This Creamy Mushroom Tagliatelle Pasta is quick and easy to make, full of flavor and absolutely delicious. It makes a filling and satisfying meal and is perfect for lunch or dinner. Usually white sauce is made with all purpose flour but in this recipe I have substituted all purpose flour with whole wheat flour and believe me, there was not much difference. The tagliatelle pasta (tagliatelle is a traditional type of pasta from Italy) combined with the creamy sauce and mushrooms was simply divine. Today we will learn how to make creamy mushroom pasta following this easy recipe with step wise pictures.
Clean mushrooms and chop it. Check out how to clean mushroom here if you are new to cleaning mushrooms.
Finely chop onion and garlic.
Keep all the ingredients needed ready.
In a large pot, bring plenty of water to boil with a little salt.
Add the pasta, stir and continue to boil.
Cook for 7-9 minutes until just tender (al dente). Reserve 4-5 tbsp of water, drain the rest of the water and set the pasta aside.
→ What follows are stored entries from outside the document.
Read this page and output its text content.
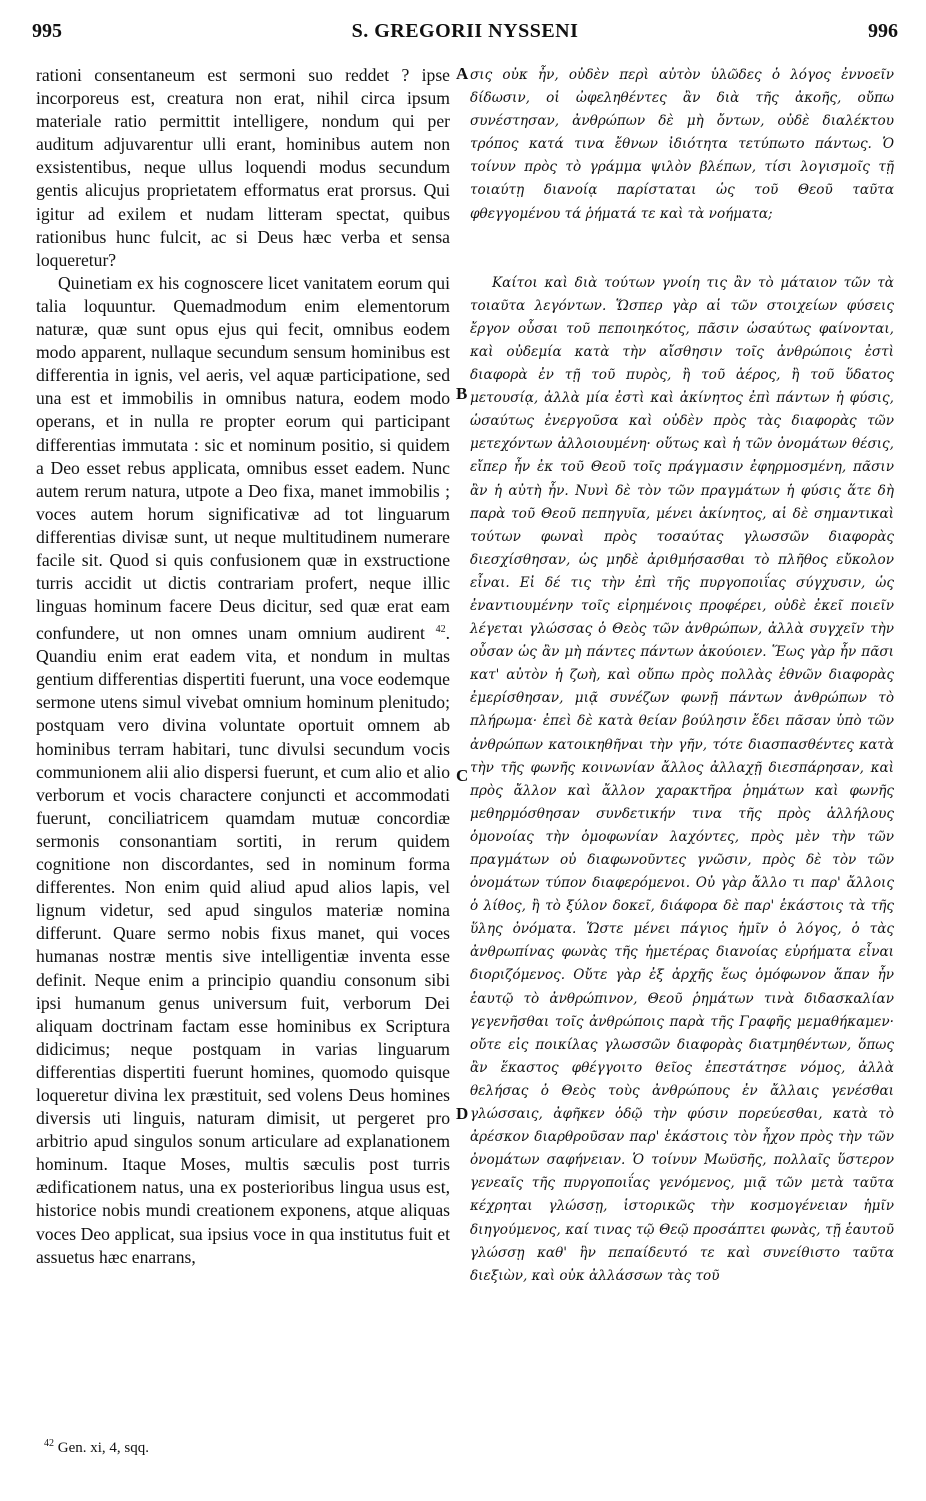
995	S. GREGORII NYSSENI	996

rationi consentaneum est sermoni suo reddet ? ipse incorporeus est, creatura non erat, nihil circa ipsum materiale ratio permittit intelligere, nondum qui per auditum adjuvarentur ulli erant, hominibus autem non exsistentibus, neque ullus loquendi modus secundum gentis alicujus proprietatem efformatus erat prorsus. Qui igitur ad exilem et nudam litteram spectat, quibus rationibus hunc fulcit, ac si Deus hæc verba et sensa loqueretur?

Quinetiam ex his cognoscere licet vanitatem eorum qui talia loquuntur. Quemadmodum enim elementorum naturæ, quæ sunt opus ejus qui fecit, omnibus eodem modo apparent, nullaque secundum sensum hominibus est differentia in ignis, vel aeris, vel aquæ participatione, sed una est et immobilis in omnibus natura, eodem modo operans, et in nulla re propter eorum qui participant differentias immutata : sic et nominum positio, si quidem a Deo esset rebus applicata, omnibus esset eadem. Nunc autem rerum natura, utpote a Deo fixa, manet immobilis ; voces autem horum significativæ ad tot linguarum differentias divisæ sunt, ut neque multitudinem numerare facile sit. Quod si quis confusionem quæ in exstructione turris accidit ut dictis contrariam profert, neque illic linguas hominum facere Deus dicitur, sed quæ erat eam confundere, ut non omnes unam omnium audirent $^{42}$. Quandiu enim erat eadem vita, et nondum in multas gentium differentias dispertiti fuerunt, una voce eodemque sermone utens simul vivebat omnium hominum plenitudo; postquam vero divina voluntate oportuit omnem ab hominibus terram habitari, tunc divulsi secundum vocis communionem alii alio dispersi fuerunt, et cum alio et alio verborum et vocis charactere conjuncti et accommodati fuerunt, conciliatricem quamdam mutuæ concordiæ sermonis consonantiam sortiti, in rerum quidem cognitione non discordantes, sed in nominum forma differentes. Non enim quid aliud apud alios lapis, vel lignum videtur, sed apud singulos materiæ nomina differunt. Quare sermo nobis fixus manet, qui voces humanas nostræ mentis sive intelligentiæ inventa esse definit. Neque enim a principio quandiu consonum sibi ipsi humanum genus universum fuit, verborum Dei aliquam doctrinam factam esse hominibus ex Scriptura didicimus; neque postquam in varias linguarum differentias dispertiti fuerunt homines, quomodo quisque loqueretur divina lex præstituit, sed volens Deus homines diversis uti linguis, naturam dimisit, ut pergeret pro arbitrio apud singulos sonum articulare ad explanationem hominum. Itaque Moses, multis sæculis post turris ædificationem natus, una ex posterioribus lingua usus est, historice nobis mundi creationem exponens, atque aliquas voces Deo applicat, sua ipsius voce in qua institutus fuit et assuetus hæc enarrans,

A
B
C
D

σις οὐκ ἦν, οὐδὲν περὶ αὐτὸν ὑλῶδες ὁ λόγος ἐννοεῖν δίδωσιν, οἱ ὠφεληθέντες ἂν διὰ τῆς ἀκοῆς, οὔπω συνέστησαν, ἀνθρώπων δὲ μὴ ὄντων, οὐδὲ διαλέκτου τρόπος κατά τινα ἔθνων ἰδιότητα τετύπωτο πάντως. Ὁ τοίνυν πρὸς τὸ γράμμα ψιλὸν βλέπων, τίσι λογισμοῖς τῇ τοιαύτῃ διανοίᾳ παρίσταται ὡς τοῦ Θεοῦ ταῦτα φθεγγομένου τά ῥήματά τε καὶ τὰ νοήματα;

Καίτοι καὶ διὰ τούτων γνοίη τις ἂν τὸ μάταιον τῶν τὰ τοιαῦτα λεγόντων. Ὥσπερ γὰρ αἱ τῶν στοιχείων φύσεις ἔργον οὖσαι τοῦ πεποιηκότος, πᾶσιν ὡσαύτως φαίνονται, καὶ οὐδεμία κατὰ τὴν αἴσθησιν τοῖς ἀνθρώποις ἐστὶ διαφορὰ ἐν τῇ τοῦ πυρὸς, ἢ τοῦ ἀέρος, ἢ τοῦ ὕδατος μετουσίᾳ, ἀλλὰ μία ἐστὶ καὶ ἀκίνητος ἐπὶ πάντων ἡ φύσις, ὡσαύτως ἐνεργοῦσα καὶ οὐδὲν πρὸς τὰς διαφορὰς τῶν μετεχόντων ἀλλοιουμένη· οὕτως καὶ ἡ τῶν ὀνομάτων θέσις, εἴπερ ἦν ἐκ τοῦ Θεοῦ τοῖς πράγμασιν ἐφηρμοσμένη, πᾶσιν ἂν ἡ αὐτὴ ἦν. Νυνὶ δὲ τὸν τῶν πραγμάτων ἡ φύσις ἅτε δὴ παρὰ τοῦ Θεοῦ πεπηγυῖα, μένει ἀκίνητος, αἱ δὲ σημαντικαὶ τούτων φωναὶ πρὸς τοσαύτας γλωσσῶν διαφορὰς διεσχίσθησαν, ὡς μηδὲ ἀριθμήσασθαι τὸ πλῆθος εὔκολον εἶναι. Εἰ δέ τις τὴν ἐπὶ τῆς πυργοποιΐας σύγχυσιν, ὡς ἐναντιουμένην τοῖς εἰρημένοις προφέρει, οὐδὲ ἐκεῖ ποιεῖν λέγεται γλώσσας ὁ Θεὸς τῶν ἀνθρώπων, ἀλλὰ συγχεῖν τὴν οὖσαν ὡς ἂν μὴ πάντες πάντων ἀκούοιεν. Ἕως γὰρ ἦν πᾶσι κατ' αὐτὸν ἡ ζωὴ, καὶ οὔπω πρὸς πολλὰς ἐθνῶν διαφορὰς ἐμερίσθησαν, μιᾷ συνέζων φωνῇ πάντων ἀνθρώπων τὸ πλήρωμα· ἐπεὶ δὲ κατὰ θείαν βούλησιν ἔδει πᾶσαν ὑπὸ τῶν ἀνθρώπων κατοικηθῆναι τὴν γῆν, τότε διασπασθέντες κατὰ τὴν τῆς φωνῆς κοινωνίαν ἄλλος ἀλλαχῇ διεσπάρησαν, καὶ πρὸς ἄλλον καὶ ἄλλον χαρακτῆρα ῥημάτων καὶ φωνῆς μεθηρμόσθησαν συνδετικήν τινα τῆς πρὸς ἀλλήλους ὁμονοίας τὴν ὁμοφωνίαν λαχόντες, πρὸς μὲν τὴν τῶν πραγμάτων οὐ διαφωνοῦντες γνῶσιν, πρὸς δὲ τὸν τῶν ὀνομάτων τύπον διαφερόμενοι. Οὐ γὰρ ἄλλο τι παρ' ἄλλοις ὁ λίθος, ἢ τὸ ξύλον δοκεῖ, διάφορα δὲ παρ' ἑκάστοις τὰ τῆς ὕλης ὀνόματα. Ὥστε μένει πάγιος ἡμῖν ὁ λόγος, ὁ τὰς ἀνθρωπίνας φωνὰς τῆς ἡμετέρας διανοίας εὑρήματα εἶναι διοριζόμενος. Οὔτε γὰρ ἐξ ἀρχῆς ἕως ὁμόφωνον ἅπαν ἦν ἑαυτῷ τὸ ἀνθρώπινον, Θεοῦ ῥημάτων τινὰ διδασκαλίαν γεγενῆσθαι τοῖς ἀνθρώποις παρὰ τῆς Γραφῆς μεμαθήκαμεν· οὔτε εἰς ποικίλας γλωσσῶν διαφορὰς διατμηθέντων, ὅπως ἂν ἕκαστος φθέγγοιτο θεῖος ἐπεστάτησε νόμος, ἀλλὰ θελήσας ὁ Θεὸς τοὺς ἀνθρώπους ἐν ἄλλαις γενέσθαι γλώσσαις, ἀφῆκεν ὁδῷ τὴν φύσιν πορεύεσθαι, κατὰ τὸ ἀρέσκον διαρθροῦσαν παρ' ἑκάστοις τὸν ἦχον πρὸς τὴν τῶν ὀνομάτων σαφήνειαν. Ὁ τοίνυν Μωϋσῆς, πολλαῖς ὕστερον γενεαῖς τῆς πυργοποιΐας γενόμενος, μιᾷ τῶν μετὰ ταῦτα κέχρηται γλώσσῃ, ἱστορικῶς τὴν κοσμογένειαν ἡμῖν διηγούμενος, καί τινας τῷ Θεῷ προσάπτει φωνὰς, τῇ ἑαυτοῦ γλώσσῃ καθ' ἣν πεπαίδευτό τε καὶ συνείθιστο ταῦτα διεξιὼν, καὶ οὐκ ἀλλάσσων τὰς τοῦ

$^{42}$ Gen. xi, 4, sqq.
Heat butter in a saucepan, add onions, garlic and cook until it turns transparent.
Add chopped mushrooms and cook on medium heat until mushrooms are tender.
Add whole wheat flour and cook for another 2 minutes or until the rawness of the flour goes.
Lower the heat and gradually add milk, little at a time, stirring constantly until the sauce is smooth without lumps.
Add grated cheese, pepper powder, dried basil, oregano and salt needed.
(Wow! Look at the creamy sauce below. My mouth is watering just typing this!)
Add the cooked pasta along with needed reserved water and simmer for another 2 minutes.
Serve hot immediately topped with additional cheese, if desired (strongly recommended).